Thursday 2 December 2010

How the BBC sexed up statistics



As has been noted here and here the Beeb has a new series out on statistics. Yes you read that correctly. OK we are talking BBC 4 here rather than prime time BBC 1 but still respect to the BBC for taking on a hard subject and as you can see from the video above making great television. Hopefully the rest of the programme which is out on Tuesday 9pm will be as good.

Sunday 28 November 2010

Cluster Analysis



Cluster Analysis has been around for a few decades and uses a range of mathematical formula to categorise data into smaller groups or "clusters" which enable researchers to discover relationships. That sounds complex but thankfully computers do all the legwork and it can be a great form of exploratory data analysis with good data visualisation potential. R Tutor has a great tutorial. Here is the code.

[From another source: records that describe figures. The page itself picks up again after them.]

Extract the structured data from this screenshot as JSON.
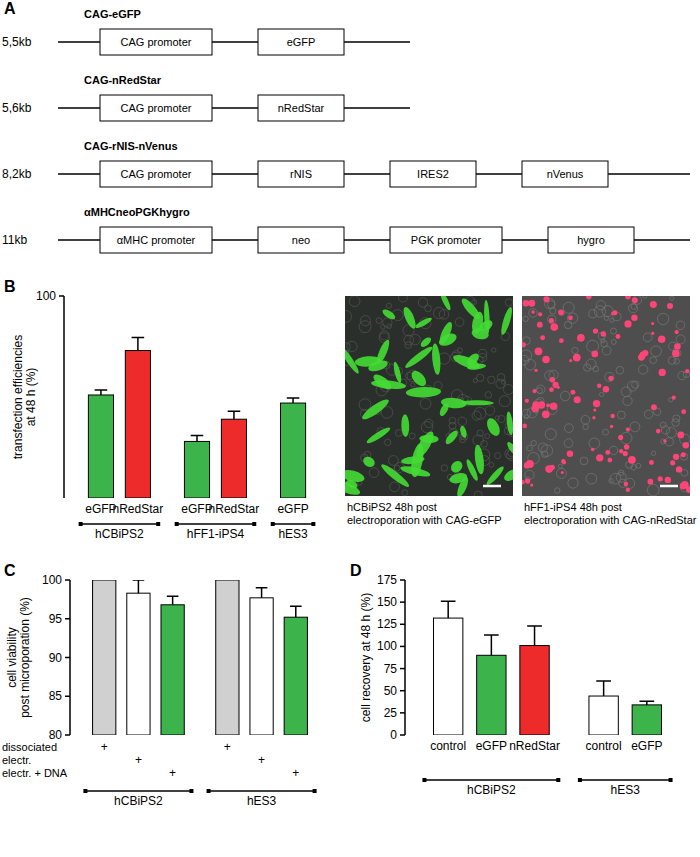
{
  "diagram": {
    "panel": "A",
    "constructs": [
      {
        "name": "CAG-eGFP",
        "size": "5,5kb",
        "elements": [
          "CAG promoter",
          "eGFP"
        ]
      },
      {
        "name": "CAG-nRedStar",
        "size": "5,6kb",
        "elements": [
          "CAG promoter",
          "nRedStar"
        ]
      },
      {
        "name": "CAG-rNIS-nVenus",
        "size": "8,2kb",
        "elements": [
          "CAG promoter",
          "rNIS",
          "IRES2",
          "nVenus"
        ]
      },
      {
        "name": "αMHCneoPGKhygro",
        "size": "11kb",
        "elements": [
          "αMHC promoter",
          "neo",
          "PGK promoter",
          "hygro"
        ]
      }
    ]
  },
  "chart_data": [
    {
      "type": "bar",
      "panel": "B",
      "ylabel": [
        "transfection efficiencies",
        "at 48 h (%)"
      ],
      "categories": [
        "eGFP",
        "nRedStar",
        "eGFP",
        "nRedStar",
        "eGFP"
      ],
      "values": [
        51,
        73,
        28,
        39,
        47
      ],
      "errors": [
        2.5,
        6.5,
        3,
        4,
        2.5
      ],
      "colors": [
        "#3cb44b",
        "#ee2b2b",
        "#3cb44b",
        "#ee2b2b",
        "#3cb44b"
      ],
      "groups": [
        {
          "label": "hCBiPS2",
          "count": 2
        },
        {
          "label": "hFF1-iPS4",
          "count": 2
        },
        {
          "label": "hES3",
          "count": 1
        }
      ],
      "ylim": [
        0,
        100
      ],
      "yticks": [
        100
      ],
      "grid": false
    },
    {
      "type": "bar",
      "panel": "C",
      "ylabel": [
        "cell viability",
        "post microporation (%)"
      ],
      "categories": [
        null,
        null,
        null,
        null,
        null,
        null
      ],
      "values": [
        100,
        98.3,
        96.8,
        100,
        97.7,
        95.2
      ],
      "errors": [
        null,
        1.7,
        1.1,
        null,
        1.3,
        1.4
      ],
      "colors": [
        "#d0d0d0",
        "#ffffff",
        "#3cb44b",
        "#d0d0d0",
        "#ffffff",
        "#3cb44b"
      ],
      "conditions": {
        "rows": [
          "dissociated",
          "electr.",
          "electr. + DNA"
        ],
        "mark": "+",
        "per_bar": [
          0,
          1,
          2,
          0,
          1,
          2
        ]
      },
      "groups": [
        {
          "label": "hCBiPS2",
          "count": 3
        },
        {
          "label": "hES3",
          "count": 3
        }
      ],
      "ylim": [
        80,
        100
      ],
      "yticks": [
        80,
        85,
        90,
        95,
        100
      ],
      "grid": false
    },
    {
      "type": "bar",
      "panel": "D",
      "ylabel": [
        "cell recovery at 48 h (%)"
      ],
      "categories": [
        "control",
        "eGFP",
        "nRedStar",
        "control",
        "eGFP"
      ],
      "values": [
        132,
        90,
        101,
        44,
        34
      ],
      "errors": [
        19,
        23,
        22,
        17,
        4
      ],
      "colors": [
        "#ffffff",
        "#3cb44b",
        "#ee2b2b",
        "#ffffff",
        "#3cb44b"
      ],
      "groups": [
        {
          "label": "hCBiPS2",
          "count": 3
        },
        {
          "label": "hES3",
          "count": 2
        }
      ],
      "ylim": [
        0,
        175
      ],
      "yticks": [
        0,
        25,
        50,
        75,
        100,
        125,
        150,
        175
      ],
      "grid": false
    }
  ],
  "images": [
    {
      "caption": [
        "hCBiPS2 48h post",
        "electroporation with CAG-eGFP"
      ],
      "color": "#44dd33"
    },
    {
      "caption": [
        "hFF1-iPS4 48h post",
        "electroporation with CAG-nRedStar"
      ],
      "color": "#ff4477"
    }
  ]
}
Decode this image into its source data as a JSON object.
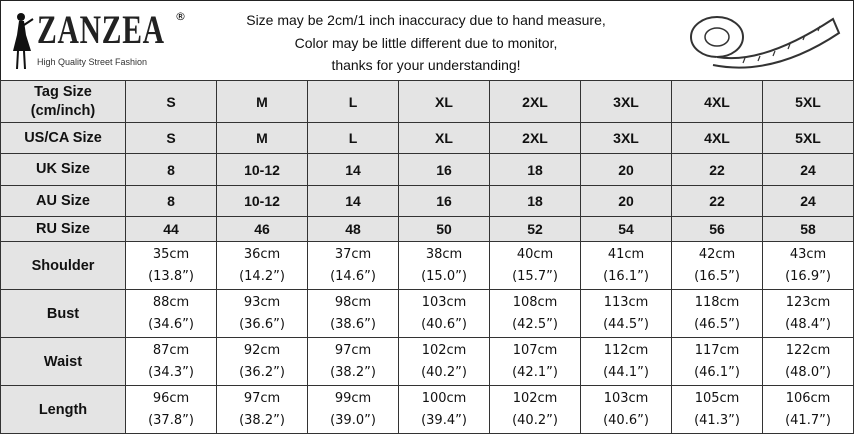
{
  "brand": {
    "name": "ZANZEA",
    "registered": "®",
    "tagline": "High Quality Street Fashion"
  },
  "notes": [
    "Size may be 2cm/1 inch inaccuracy due to hand measure,",
    "Color may be little different due to monitor,",
    "thanks for your understanding!"
  ],
  "icons": {
    "logo": "woman-silhouette-icon",
    "tape": "measuring-tape-icon"
  },
  "size_rows": [
    {
      "label": "Tag Size (cm/inch)",
      "values": [
        "S",
        "M",
        "L",
        "XL",
        "2XL",
        "3XL",
        "4XL",
        "5XL"
      ]
    },
    {
      "label": "US/CA Size",
      "values": [
        "S",
        "M",
        "L",
        "XL",
        "2XL",
        "3XL",
        "4XL",
        "5XL"
      ]
    },
    {
      "label": "UK Size",
      "values": [
        "8",
        "10-12",
        "14",
        "16",
        "18",
        "20",
        "22",
        "24"
      ]
    },
    {
      "label": "AU Size",
      "values": [
        "8",
        "10-12",
        "14",
        "16",
        "18",
        "20",
        "22",
        "24"
      ]
    },
    {
      "label": "RU Size",
      "values": [
        "44",
        "46",
        "48",
        "50",
        "52",
        "54",
        "56",
        "58"
      ]
    }
  ],
  "measure_rows": [
    {
      "label": "Shoulder",
      "cm": [
        "35cm",
        "36cm",
        "37cm",
        "38cm",
        "40cm",
        "41cm",
        "42cm",
        "43cm"
      ],
      "inch": [
        "(13.8”)",
        "(14.2”)",
        "(14.6”)",
        "(15.0”)",
        "(15.7”)",
        "(16.1”)",
        "(16.5”)",
        "(16.9”)"
      ]
    },
    {
      "label": "Bust",
      "cm": [
        "88cm",
        "93cm",
        "98cm",
        "103cm",
        "108cm",
        "113cm",
        "118cm",
        "123cm"
      ],
      "inch": [
        "(34.6”)",
        "(36.6”)",
        "(38.6”)",
        "(40.6”)",
        "(42.5”)",
        "(44.5”)",
        "(46.5”)",
        "(48.4”)"
      ]
    },
    {
      "label": "Waist",
      "cm": [
        "87cm",
        "92cm",
        "97cm",
        "102cm",
        "107cm",
        "112cm",
        "117cm",
        "122cm"
      ],
      "inch": [
        "(34.3”)",
        "(36.2”)",
        "(38.2”)",
        "(40.2”)",
        "(42.1”)",
        "(44.1”)",
        "(46.1”)",
        "(48.0”)"
      ]
    },
    {
      "label": "Length",
      "cm": [
        "96cm",
        "97cm",
        "99cm",
        "100cm",
        "102cm",
        "103cm",
        "105cm",
        "106cm"
      ],
      "inch": [
        "(37.8”)",
        "(38.2”)",
        "(39.0”)",
        "(39.4”)",
        "(40.2”)",
        "(40.6”)",
        "(41.3”)",
        "(41.7”)"
      ]
    }
  ]
}
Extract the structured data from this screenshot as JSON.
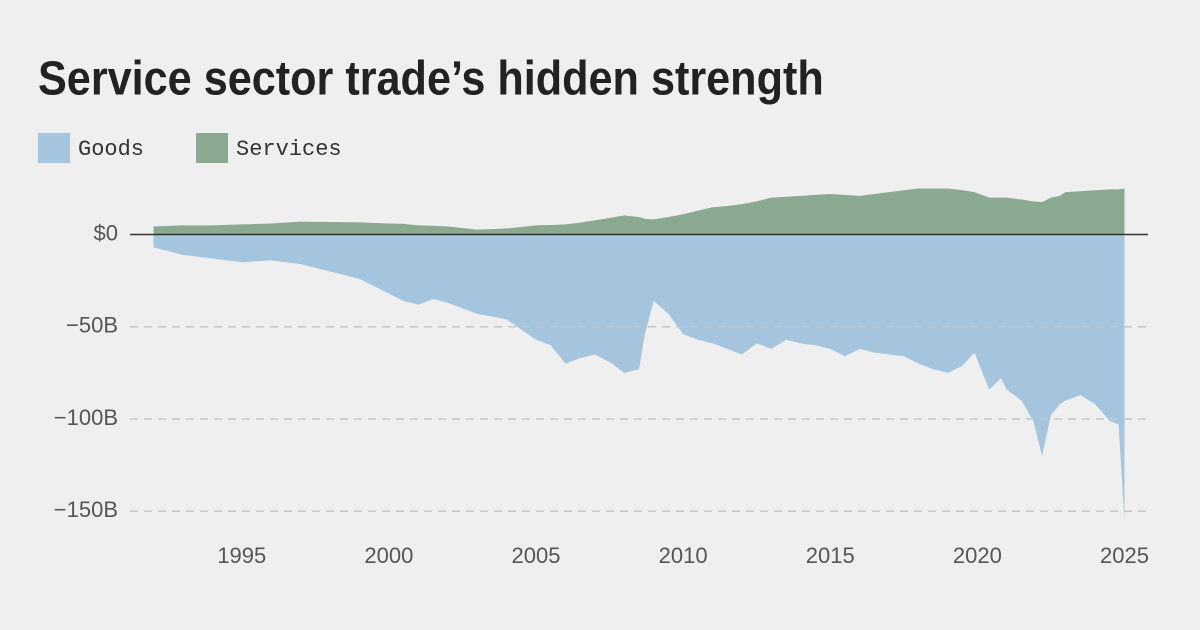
{
  "chart_data": {
    "type": "area",
    "title": "Service sector trade’s hidden strength",
    "x": [
      1992,
      1993,
      1994,
      1995,
      1996,
      1997,
      1998,
      1999,
      2000,
      2000.5,
      2001,
      2001.5,
      2002,
      2003,
      2004,
      2005,
      2005.5,
      2006,
      2006.5,
      2007,
      2007.5,
      2008,
      2008.5,
      2008.7,
      2009,
      2009.5,
      2010,
      2010.5,
      2011,
      2011.5,
      2012,
      2012.5,
      2013,
      2013.5,
      2014,
      2014.5,
      2015,
      2015.5,
      2016,
      2016.5,
      2017,
      2017.5,
      2018,
      2018.5,
      2019,
      2019.5,
      2019.9,
      2020.4,
      2020.8,
      2021,
      2021.5,
      2021.9,
      2022.2,
      2022.5,
      2022.8,
      2023,
      2023.5,
      2024,
      2024.5,
      2024.8,
      2025
    ],
    "series": [
      {
        "name": "Goods",
        "color": "#a4c5dd",
        "values": [
          -7,
          -11,
          -13,
          -15,
          -14,
          -16,
          -20,
          -24,
          -32,
          -36,
          -38,
          -35,
          -37,
          -43,
          -46,
          -57,
          -60,
          -70,
          -67,
          -65,
          -69,
          -75,
          -73,
          -54,
          -36,
          -43,
          -54,
          -57,
          -59,
          -62,
          -65,
          -59,
          -62,
          -57,
          -59,
          -60,
          -62,
          -66,
          -62,
          -64,
          -65,
          -66,
          -70,
          -73,
          -75,
          -71,
          -64,
          -84,
          -78,
          -84,
          -90,
          -101,
          -120,
          -98,
          -92,
          -90,
          -87,
          -92,
          -101,
          -103,
          -155
        ]
      },
      {
        "name": "Services",
        "color": "#8ba891",
        "values": [
          4.4,
          5,
          5,
          5.5,
          6,
          7,
          6.8,
          6.6,
          6,
          5.8,
          5,
          4.8,
          4.4,
          2.7,
          3.3,
          5,
          5.2,
          5.5,
          6.5,
          7.7,
          9,
          10.4,
          9.5,
          8.5,
          8.2,
          9.5,
          11,
          13,
          14.8,
          15.5,
          16.5,
          18,
          20,
          20.5,
          21,
          21.5,
          22,
          21.5,
          21,
          22,
          23,
          24,
          25,
          25,
          25,
          24,
          23,
          20,
          20,
          20,
          19,
          18,
          17.6,
          20,
          21,
          23,
          23.5,
          24,
          24.5,
          24.5,
          25
        ]
      }
    ],
    "xlim": [
      1991.2,
      2025.8
    ],
    "xticks": [
      1995,
      2000,
      2005,
      2010,
      2015,
      2020,
      2025
    ],
    "ylim": [
      -158,
      35
    ],
    "yticks": [
      {
        "value": 0,
        "label": "$0"
      },
      {
        "value": -50,
        "label": "−50B"
      },
      {
        "value": -100,
        "label": "−100B"
      },
      {
        "value": -150,
        "label": "−150B"
      }
    ],
    "grid": true
  }
}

> d <- dist(as.matrix(mtcars))
> hc <-hclust(d)
> plot(hc)

Yes that's it!

Saturday 27 November 2010

The Edinburgh Edition

This is my wildly optimistic training plan for next years Edinburgh Marathon. R good for plotting high weekly mileages; not so good for actually doing 20 mile training jogs but it's only a programming language. Speaking of which here is the code.

> jog <-c(24,27,30,34,38,42,44,46,34,48,50,52,34,54,60,65,34,70,60,40,34,15)
> barplot(jog,ylab="Miles", xlab="Week")
> title(xlab= "Week", col.lab=rgb(0,0.5,0))
> title(ylab= "Miles", col.lab=rgb(0,0.5,0))
> title(main="Edinburgh Marathon 2011 Training Plan",)

Tuesday 23 November 2010

Crime data brought to you by R

Like Andy Cotgreave I have been inspired by this Flowingdata tutorial. Why not have a go yourself?



All it took was a few lines of code.

crime <- read.csv("http://datasets.flowingdata.com/crimeRatesByState2008.csv",header=TRUE, sep="\t")
symbols(crime$murder, crime$burglary, circles=crime$population)
radius <- sqrt ( crime$population/ pi )
symbols(crime$murder, crime$burglary, circles=radius, inches=0.35, fg="white", bg="red" , xlab="Murder Rate", ylab="Burglary Rate")
text(4,1275,"Burglary and Murder by Size of State")
text(crime$murder, crime$burglary, crime$state, cex=0.5)

Friday 15 October 2010

Not on TV



Possibly the smartest, coolest and beautiful video you will see on the changing nature of information in the digital age.

Tuesday 6 July 2010

Levels of Measurement

The seminal paper that first set out levels of measurement was "On the theory of scales of measurement" by S.S. Stevens (1946) you can download a copy from here. He argues that all measurements have to fit one of his four levels of measurement, nominal, ordinal, interval or ratio. They can also be characterised more broadly into Categorical and Continuous

Categorical variables

These are variables that come in categories as they are not able to be quantified in a meaningful sense. For instance if you are using countries you could code China as 3 but there is no rational basis to do this because to randomly attach numbers to countries would have no meaning. The writing in italics are Stevens' own descriptions

  • Nominal: Determination of equality. More than 2 categories in no particular order eg. Types of transport bicycle, car, train
  • Binary: Data in only 2 categories eg. Pregnancy, pregnant or not pregnant
  • Ordinal: Determination of greater or less. More than 2 categories with logical order eg. Social class A,B,C1,C2,D,E

Continuous

This are numerical variables.

  • Interval, Determination of equality of intervals or differences. It is like an ordinal variable in that it is ranked but additionally it is a measurement where the difference between two values is meaningful. An example would be temperature in degrees Celsius
  • Ratio, Determination of equality of ratios. Must be ranked like ordinal, like interval the difference must be meaningful but also there must be a non arbitrary absolute zero and have a ratio so that you can multiply and divide the data. In social research most "count" variables are ratio, for example, the number of sales in the past month. Why? Because you can have zero customers and because it is meaningful to say that "we had twice as many customers in the past month as we did in the previous month."
  • Discrete variables uses whole numbers. A variable can be continuous and discrete or just continuous.

What type of measurement used effects the the type of statical analysis that should be used on the data. Nominal is the least statistically useful then ordinal and interval. Finally ratio is the most useful for doing analysis on.